Saturday, June 9, 2007

Time Flies-----------------------

Where has the time gone? In February we moved out of the apartment in ghetto-ville and back to my "home". Or at least, the only place I truly ever felt at home. I love our new place. Its huge, cathedral ceilings, lots of rooms, and my desk area is in a nice nook in front of a window that faces the University where I spent the "growing up" years of my life. I like to look out the window at night and see the lights on campus. It reminds me of my time there. Not that I'm living in the past. God knows I hated living on campus and I especially hated classes. I'm so grateful to have made it through all the courses and be done with it. But I got closer to my baby brothers than I ever was before I left for college. And without these two wonderful boys in my life I dont know what I would do sometimes.

The older one is having a rough time right now. He just broke up with his gf of just over a year. She's going to go to college this fall and I think he is feeling what life will be like without her when he still has a senior year to take care of. I completely understand. Don and I did the long distance thing for sooo long. I dont know how it is we found each other and were able to make it through all the trials that a long distance relationship can have to endure. I'm so glad we did though. We are so great for each other. And he's so great to the boys. I really love how much he loves them. We've almost been together a decade now.

So, my brother is dating another girl already and he just broke up with his first gf not even two weeks ago. I dont know the new girl. I hope she's nice. Respectable. Honest. Caring. Modest. Intelligent. I hope she's strong and confident and doesnt jump into bed with every guy who talks to her. I'm afraid of Doug's hormones.... I dont want any mini-Doug running around. I'd be so disappointed. I cant think about it.
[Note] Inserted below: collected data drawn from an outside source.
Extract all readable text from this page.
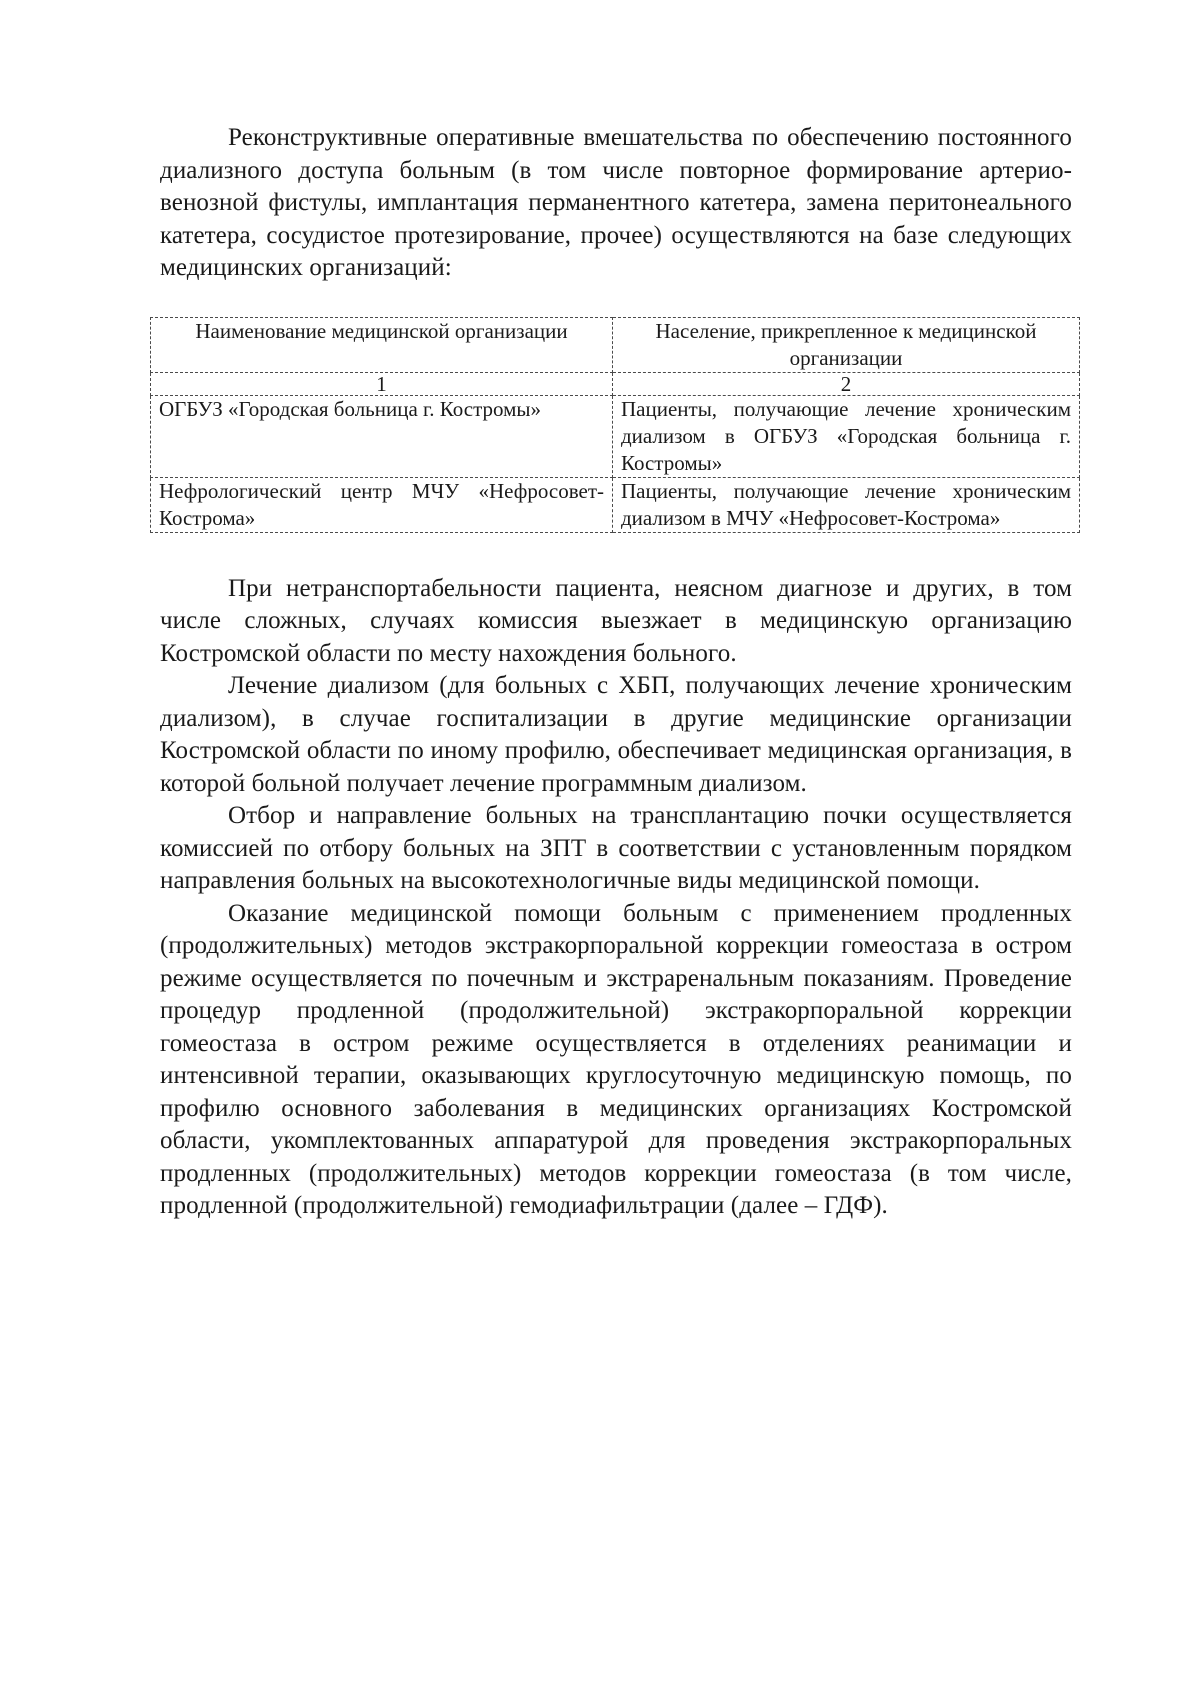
Реконструктивные оперативные вмешательства по обеспечению постоянного диализного доступа больным (в том числе повторное формирование артерио-венозной фистулы, имплантация перманентного катетера, замена перитонеального катетера, сосудистое протезирование, прочее) осуществляются на базе следующих медицинских организаций:

Наименование медицинской организации	Население, прикрепленное к медицинской организации
1	2
ОГБУЗ «Городская больница г. Костромы»	Пациенты, получающие лечение хроническим диализом в ОГБУЗ «Городская больница г. Костромы»
Нефрологический центр МЧУ «Нефросовет-Кострома»	Пациенты, получающие лечение хроническим диализом в МЧУ «Нефросовет-Кострома»

При нетранспортабельности пациента, неясном диагнозе и других, в том числе сложных, случаях комиссия выезжает в медицинскую организацию Костромской области по месту нахождения больного.

Лечение диализом (для больных с ХБП, получающих лечение хроническим диализом), в случае госпитализации в другие медицинские организации Костромской области по иному профилю, обеспечивает медицинская организация, в которой больной получает лечение программным диализом.

Отбор и направление больных на трансплантацию почки осуществляется комиссией по отбору больных на ЗПТ в соответствии с установленным порядком направления больных на высокотехнологичные виды медицинской помощи.

Оказание медицинской помощи больным с применением продленных (продолжительных) методов экстракорпоральной коррекции гомеостаза в остром режиме осуществляется по почечным и экстраренальным показаниям. Проведение процедур продленной (продолжительной) экстракорпоральной коррекции гомеостаза в остром режиме осуществляется в отделениях реанимации и интенсивной терапии, оказывающих круглосуточную медицинскую помощь, по профилю основного заболевания в медицинских организациях Костромской области, укомплектованных аппаратурой для проведения экстракорпоральных продленных (продолжительных) методов коррекции гомеостаза (в том числе, продленной (продолжительной) гемодиафильтрации (далее – ГДФ).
And Al.... well, he's doing ok. As good as can be expected living with our mother. I cannot wait until he is of age where he can leave that house. I know that it has to be hard for him, everyday dealing with her moods, her emotions, her tantrums, the drama. He is so strong. So young, and has had to deal with so much. Most adults have not had the mental anguish he has had to put up with in the "care" of my Mom. Don is ready to write her off. He expresses his anticipation of the day when Al is able to move away and we can change our numbers and never speak to her again. She doesnt know where I live. She wont know where I live ever again.

Work has been going well. Its hard. I wont lie. Its a lot of...work. The teams jobs were outsourced to India and we were given new duties within the company. I love the new jobs I've been given. But I've been given a lot of responsibility. A lot of upper management see what I do and it makes me nervous. I want to do really well at my job. I want to impress everyone and myself. I want to show my brothers there is a life outside of the drugs, abuse and sadness that our parents have shown the four of us in our childhoods. I love my life. But in all honesty, it is really hard for me not to be skeptical. I would not admit this to the boys. I would not want them to know that I am anything but confident that with a college degree you can succeed and create a happy, peaceful existence for yourself. But there are so many outside factors that can cause heartache. I just want to be happy. I want them to be happy. Life is what you make of it I guess. I am trying to make it the best that I can.

In all this working, I have not been getting out much. I have been bringing work home with me several nights a week. I am working more hours at this company than the CPA firm I worked for last year. It is better work though. I'm not complaining. However, I am heavier than I have ever been. Hopefully this summer will do me some good. I guess that's another story for another day. This blog is long enough. Later.